Summary of the bill:
- in 2023, admission to junior bachelor’s, bachelor’s, and master’s programs will be conducted under a special procedure that will be defined by the Ministry of Education
- in the 2022/2023 academic year, education seekers will be exempted from passing the state final assessment.
Additional information: at a briefing about the admission campaign of 2023 where Serhii Shkarlet (the Minister of Education), Valerii Boyko (the head of the Ukrainian Center For Education Quality Assessment), and Yuliia Hryshyna (the head of the Parliamentary Committee on Education) were present, it was stated that the National Multimedia Test would have three blocks of questions. Two of them will be mandatory — math and the Ukrainian language, — and the third one will be chosen by an applicant: history of Ukraine, a foreign language, biology, chemistry, or physics.

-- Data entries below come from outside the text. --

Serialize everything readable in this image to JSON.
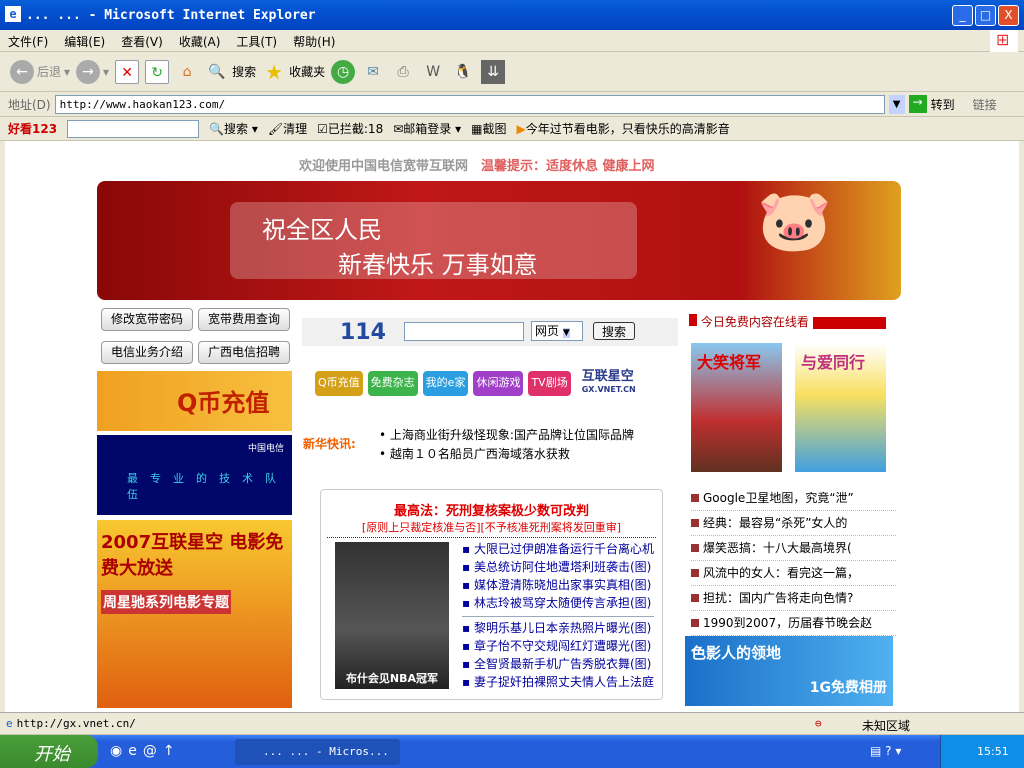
{
  "window": {
    "title": "... ... - Microsoft Internet Explorer",
    "min": "_",
    "max": "□",
    "close": "X"
  },
  "menu": [
    "文件(F)",
    "编辑(E)",
    "查看(V)",
    "收藏(A)",
    "工具(T)",
    "帮助(H)"
  ],
  "toolbar": {
    "back": "后退",
    "search": "搜索",
    "favorites": "收藏夹"
  },
  "address": {
    "label": "地址(D)",
    "url": "http://www.haokan123.com/",
    "go": "转到",
    "links": "链接"
  },
  "linkbar": {
    "brand": "好看123",
    "search": "搜索",
    "clean": "清理",
    "blocked": "已拦截:18",
    "mail": "邮箱登录",
    "screenshot": "截图",
    "promo": "今年过节看电影，只看快乐的高清影音"
  },
  "page": {
    "welcome": "欢迎使用中国电信宽带互联网",
    "tip": "温馨提示：适度休息  健康上网",
    "banner": {
      "line1": "祝全区人民",
      "line2": "新春快乐  万事如意"
    },
    "left_buttons": [
      "修改宽带密码",
      "宽带费用查询",
      "电信业务介绍",
      "广西电信招聘"
    ],
    "qcoin": "Q币充值",
    "telecom": "中国电信",
    "telecom_slogan": "最专业的技术队伍",
    "promo2007": "2007互联星空 电影免费大放送",
    "promo2007b": "周星驰系列电影专题",
    "search": {
      "logo": "114",
      "select": "网页",
      "button": "搜索"
    },
    "quick": [
      "Q币充值",
      "免费杂志",
      "我的e家",
      "休闲游戏",
      "TV剧场"
    ],
    "quick_colors": [
      "#d4a017",
      "#3cb44b",
      "#2a9ee0",
      "#a040c8",
      "#e0306a"
    ],
    "vnet": "互联星空",
    "vnet_url": "GX.VNET.CN",
    "xinhua_label": "新华快讯:",
    "xinhua": [
      "上海商业街升级怪现象:国产品牌让位国际品牌",
      "越南１０名船员广西海域落水获救"
    ],
    "headline": "最高法：死刑复核案极少数可改判",
    "subhead": "[原则上只裁定核准与否][不予核准死刑案将发回重审]",
    "photo_caption": "布什会见NBA冠军",
    "news1": [
      "大限已过伊朗准备运行千台离心机",
      "美总统访阿住地遭塔利班袭击(图)",
      "媒体澄清陈晓旭出家事实真相(图)",
      "林志玲被骂穿太随便传言承担(图)"
    ],
    "news2": [
      "黎明乐基儿日本亲热照片曝光(图)",
      "章子怡不守交规闯红灯遭曝光(图)",
      "全智贤最新手机广告秀脱衣舞(图)",
      "妻子捉奸拍裸照丈夫情人告上法庭"
    ],
    "right_header": "今日免费内容在线看",
    "posters": [
      "大笑将军",
      "与爱同行"
    ],
    "right_list": [
      "Google卫星地图，究竟“泄”",
      "经典：最容易“杀死”女人的",
      "爆笑恶搞：十八大最高境界(",
      "风流中的女人：看完这一篇，",
      "担扰：国内广告将走向色情?",
      "1990到2007，历届春节晚会赵"
    ],
    "right_banner": "色影人的领地",
    "right_banner2": "1G免费相册"
  },
  "status": {
    "url": "http://gx.vnet.cn/",
    "zone": "未知区域"
  },
  "taskbar": {
    "start": "开始",
    "task": "... ... - Micros...",
    "clock": "15:51"
  }
}
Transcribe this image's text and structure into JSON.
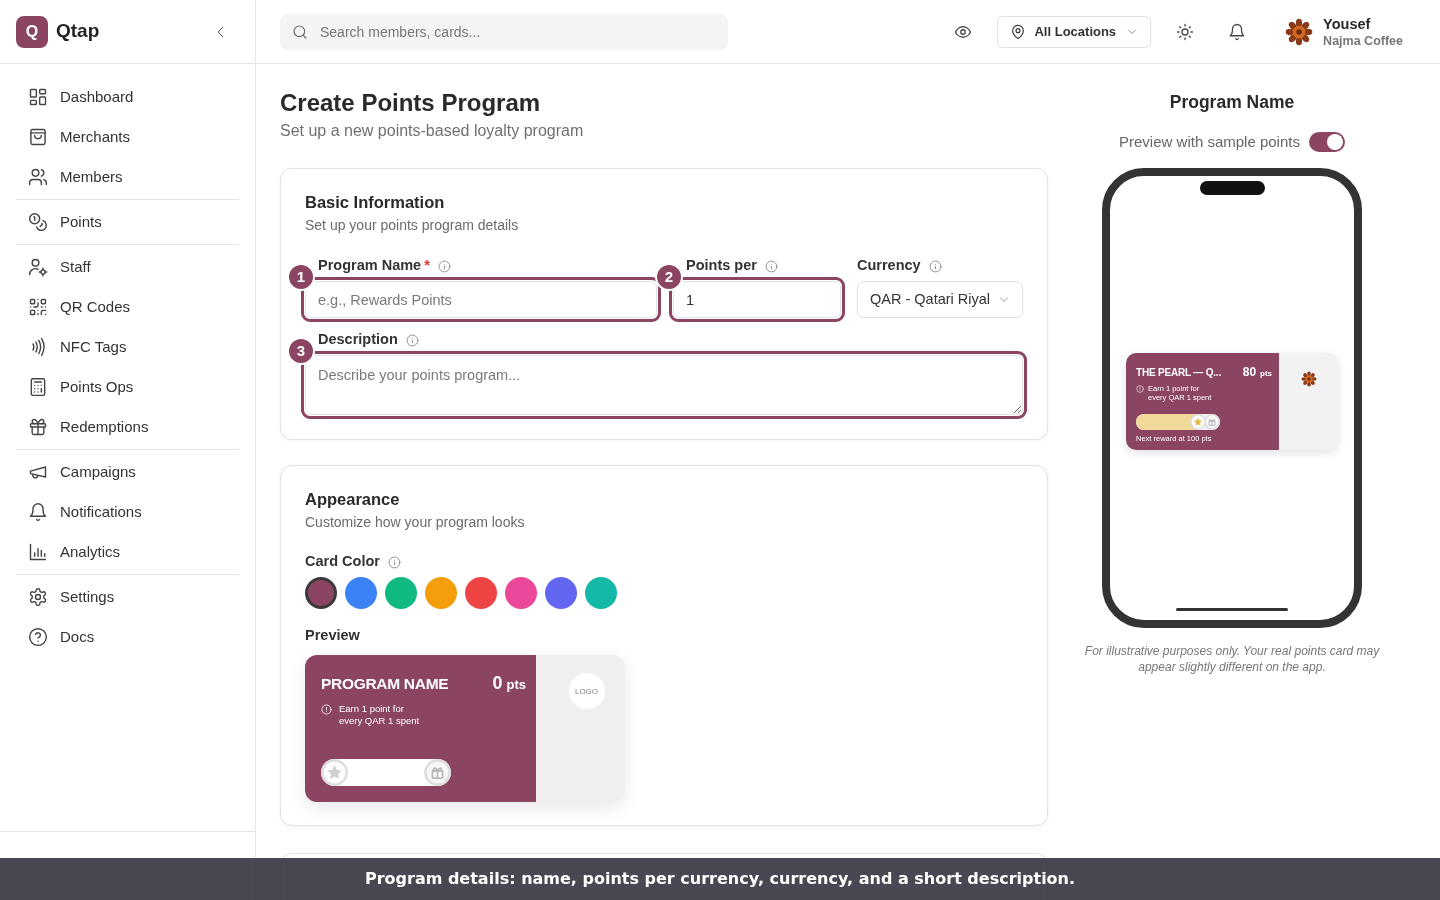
{
  "sidebar": {
    "brand": {
      "logo_letter": "Q",
      "name": "Qtap"
    },
    "nav_groups": [
      {
        "items": [
          {
            "label": "Dashboard",
            "selected": false
          },
          {
            "label": "Merchants",
            "selected": false
          },
          {
            "label": "Members",
            "selected": false
          }
        ]
      },
      {
        "items": [
          {
            "label": "Points",
            "selected": false
          }
        ]
      },
      {
        "items": [
          {
            "label": "Staff",
            "selected": false
          },
          {
            "label": "QR Codes",
            "selected": false
          },
          {
            "label": "NFC Tags",
            "selected": false
          },
          {
            "label": "Points Ops",
            "selected": false
          },
          {
            "label": "Redemptions",
            "selected": false
          }
        ]
      },
      {
        "items": [
          {
            "label": "Campaigns",
            "selected": false
          },
          {
            "label": "Notifications",
            "selected": false
          },
          {
            "label": "Analytics",
            "selected": false
          }
        ]
      },
      {
        "items": [
          {
            "label": "Settings",
            "selected": false
          },
          {
            "label": "Docs",
            "selected": false
          }
        ]
      }
    ]
  },
  "topbar": {
    "search": {
      "placeholder": "Search members, cards..."
    },
    "location": "All Locations",
    "user": {
      "name": "Yousef",
      "business": "Najma Coffee"
    }
  },
  "page": {
    "title": "Create Points Program",
    "subtitle": "Set up a new points-based loyalty program"
  },
  "basic_information": {
    "title": "Basic Information",
    "subtitle": "Set up your points program details",
    "fields": [
      {
        "kind": "text",
        "label": "Program Name",
        "required_mark": "*",
        "placeholder": "e.g., Rewards Points",
        "callout": "1"
      },
      {
        "kind": "text",
        "label": "Points per",
        "value": "1",
        "callout": "2"
      },
      {
        "kind": "select",
        "label": "Currency",
        "value": "QAR - Qatari Riyal"
      },
      {
        "kind": "textarea",
        "label": "Description",
        "placeholder": "Describe your points program...",
        "callout": "3"
      }
    ]
  },
  "appearance": {
    "title": "Appearance",
    "subtitle": "Customize how your program looks",
    "color_label": "Card Color",
    "colors": [
      {
        "color": "#8b4563",
        "selected": true
      },
      {
        "color": "#3b82f6",
        "selected": false
      },
      {
        "color": "#10b981",
        "selected": false
      },
      {
        "color": "#f59e0b",
        "selected": false
      },
      {
        "color": "#ef4444",
        "selected": false
      },
      {
        "color": "#ec4899",
        "selected": false
      },
      {
        "color": "#6366f1",
        "selected": false
      },
      {
        "color": "#14b8a6",
        "selected": false
      }
    ],
    "preview_label": "Preview",
    "preview_card": {
      "name": "PROGRAM NAME",
      "points": "0",
      "points_unit": "pts",
      "earn_text": "Earn 1 point for every QAR 1 spent",
      "logo_text": "LOGO",
      "level": 0
    }
  },
  "preview_panel": {
    "title": "Program Name",
    "toggle": {
      "label": "Preview with sample points",
      "on": true
    },
    "card": {
      "name": "THE PEARL — Q...",
      "points": "80",
      "points_unit": "pts",
      "earn_text": "Earn 1 point for every QAR 1 spent",
      "next_reward": "Next reward at 100 pts",
      "level": 0.8
    },
    "disclaimer": "For illustrative purposes only. Your real points card may appear slightly different on the app."
  },
  "caption": "Program details: name, points per currency, currency, and a short description."
}
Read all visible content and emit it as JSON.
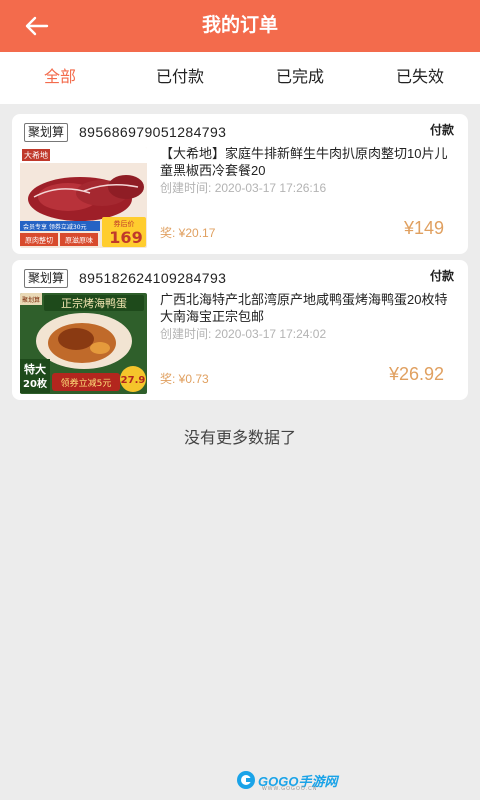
{
  "header": {
    "title": "我的订单"
  },
  "tabs": [
    {
      "label": "全部",
      "active": true
    },
    {
      "label": "已付款",
      "active": false
    },
    {
      "label": "已完成",
      "active": false
    },
    {
      "label": "已失效",
      "active": false
    }
  ],
  "orders": [
    {
      "tag": "聚划算",
      "order_no": "895686979051284793",
      "status": "付款",
      "product_name": "【大希地】家庭牛排新鲜生牛肉扒原肉整切10片儿童黑椒西冷套餐20",
      "created_label": "创建时间:",
      "created_time": "2020-03-17 17:26:16",
      "reward": "奖: ¥20.17",
      "price": "¥149",
      "image": {
        "brand": "大希地",
        "badge": "券后价",
        "price": "169",
        "tag1": "原肉整切",
        "tag2": "原滋原味",
        "promo": "会员专享 领券立减30元"
      }
    },
    {
      "tag": "聚划算",
      "order_no": "895182624109284793",
      "status": "付款",
      "product_name": "广西北海特产北部湾原产地咸鸭蛋烤海鸭蛋20枚特大南海宝正宗包邮",
      "created_label": "创建时间:",
      "created_time": "2020-03-17 17:24:02",
      "reward": "奖: ¥0.73",
      "price": "¥26.92",
      "image": {
        "brand": "聚划算",
        "banner": "正宗烤海鸭蛋",
        "size": "特大",
        "count": "20枚",
        "coupon": "领券立减5元",
        "price": "27.9"
      }
    }
  ],
  "footer": {
    "no_more": "没有更多数据了"
  },
  "watermark": {
    "text": "GOGO手游网",
    "sub": "WWW.GOGOO.CN"
  },
  "colors": {
    "accent": "#f36b4c",
    "price": "#e0a060",
    "muted": "#b3b3b3"
  }
}
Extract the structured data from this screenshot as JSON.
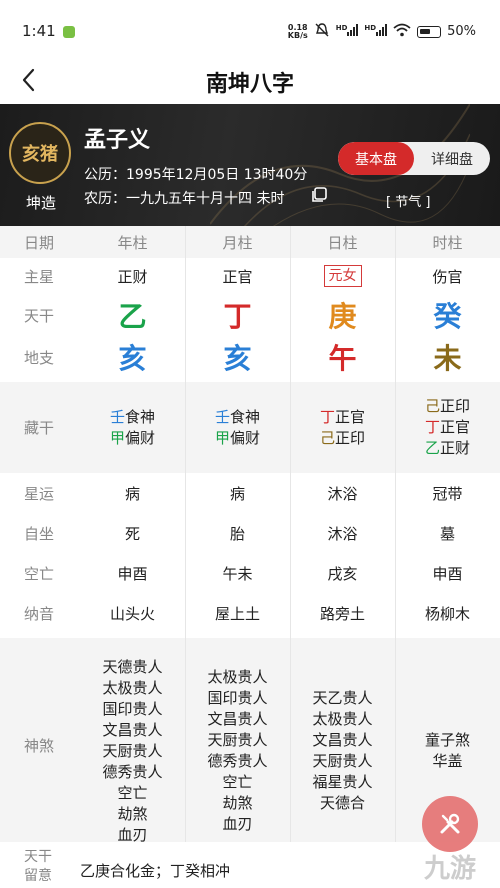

Students applying for master’s programs will take the Unified Entrance Exam consisting of two blocks: tests in a particular academic discipline and a foreign language.
What is right: the bill ensures legal certainty. Schoolchildren, students, schools, and universities now know what to expect during this academic year.
What is wrong: the fact that the history of Ukraine will not be a mandatory discipline for the National Multimedia Test caused a mixed public reaction. At the same time, the Ukrainian Center For Education Quality Assessment states that the Ukrainian language and math are the best choices for determining the potential success of prospective university students. It is also predicted that history will anyway be the most popular discipline of choice among the applicants.